There’s some useful guidance on how you might target your performance efforts too, like which parts of a user journey tend to make the most sense to optimize first to see results.

The future of performance

The book rounds off with a few words about the future. There are a few new APIs in browsers to make measuring performance in terms that are more useful to us than simply tracking how long an entire page took to load, and it covers those, and there’s some further thoughts what where the function of tracking performance fits in an organisation.
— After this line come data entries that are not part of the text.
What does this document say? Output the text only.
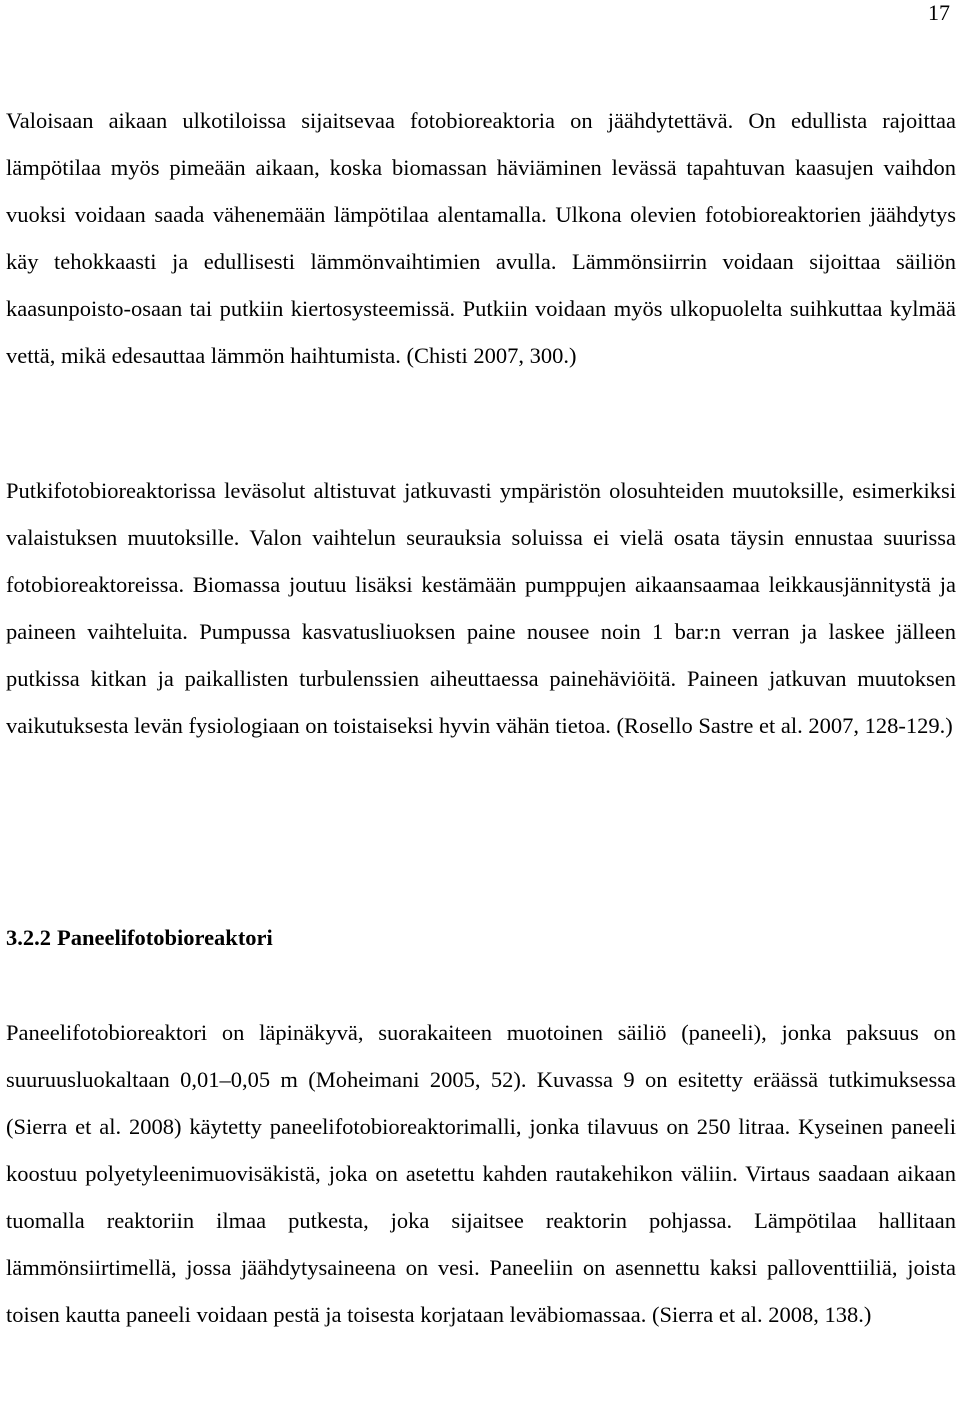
17

Valoisaan aikaan ulkotiloissa sijaitsevaa fotobioreaktoria on jäähdytettävä. On edullista rajoittaa lämpötilaa myös pimeään aikaan, koska biomassan häviäminen levässä tapahtuvan kaasujen vaihdon vuoksi voidaan saada vähenemään lämpötilaa alentamalla. Ulkona olevien fotobioreaktorien jäähdytys käy tehokkaasti ja edullisesti lämmönvaihtimien avulla. Lämmönsiirrin voidaan sijoittaa säiliön kaasunpoisto-osaan tai putkiin kiertosysteemissä. Putkiin voidaan myös ulkopuolelta suihkuttaa kylmää vettä, mikä edesauttaa lämmön haihtumista. (Chisti 2007, 300.)

Putkifotobioreaktorissa leväsolut altistuvat jatkuvasti ympäristön olosuhteiden muutoksille, esimerkiksi valaistuksen muutoksille. Valon vaihtelun seurauksia soluissa ei vielä osata täysin ennustaa suurissa fotobioreaktoreissa. Biomassa joutuu lisäksi kestämään pumppujen aikaansaamaa leikkausjännitystä ja paineen vaihteluita. Pumpussa kasvatusliuoksen paine nousee noin 1 bar:n verran ja laskee jälleen putkissa kitkan ja paikallisten turbulenssien aiheuttaessa painehäviöitä. Paineen jatkuvan muutoksen vaikutuksesta levän fysiologiaan on toistaiseksi hyvin vähän tietoa. (Rosello Sastre et al. 2007, 128-129.)

3.2.2 Paneelifotobioreaktori

Paneelifotobioreaktori on läpinäkyvä, suorakaiteen muotoinen säiliö (paneeli), jonka paksuus on suuruusluokaltaan 0,01–0,05 m (Moheimani 2005, 52). Kuvassa 9 on esitetty eräässä tutkimuksessa (Sierra et al. 2008) käytetty paneelifotobioreaktorimalli, jonka tilavuus on 250 litraa. Kyseinen paneeli koostuu polyetyleenimuovisäkistä, joka on asetettu kahden rautakehikon väliin. Virtaus saadaan aikaan tuomalla reaktoriin ilmaa putkesta, joka sijaitsee reaktorin pohjassa. Lämpötilaa hallitaan lämmönsiirtimellä, jossa jäähdytysaineena on vesi. Paneeliin on asennettu kaksi palloventtiiliä, joista toisen kautta paneeli voidaan pestä ja toisesta korjataan leväbiomassaa. (Sierra et al. 2008, 138.)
Before I read this book, I hadn’t really heard of a role called a digital performance manager, and from what I read, it feels like a cross between a very focused product manager, and the kind of data scientist who gets their kicks from running analysis on the HTTP Archive with Big Query (as an aside, this sounds quite fun – I’d love to hear if this actually is your job).

Who should buy this book

It feels like there are two clear audiences for this book:

  1. People into WPO who want to know how to sell it to others.
  2. People the first group would like to sell it to

People into WPO who want to know how to sell it to others. If this is you and you’re working in a job where you want to start doing this, then it’ll probably cost you as much in billable time to read this review, go to amazon, read some more reviews and buy the book, as the book itself costs to buy, and start making a case at work. What are you waiting for?

The other audience, seems to be the people who the first group would want to give this book to – either because someone has given it to them to read, to understand what they’re continually going on about, or because they don’t code, but think there might be something in this performance thing. It feels like this is the real audience for the book, and the writing is light, and easy to read quickly for this reason.

If you don’t code as primary way of making money, but you work with developers, it’s a good complement to the following short books, for understanding other aspects of working on or managing a digital product:

  1. Erin Kissane’s Elements of Content Strategy, (for content strategy and UX)
  2. Jimmy Janlen’s Toolbox for the Agile Coach (for sharing and planning agile work better in co-located environments)
  3. Kathy Sierra’s Badass (making users feel productive and effective when using your products).

In case you forgot – I really like it.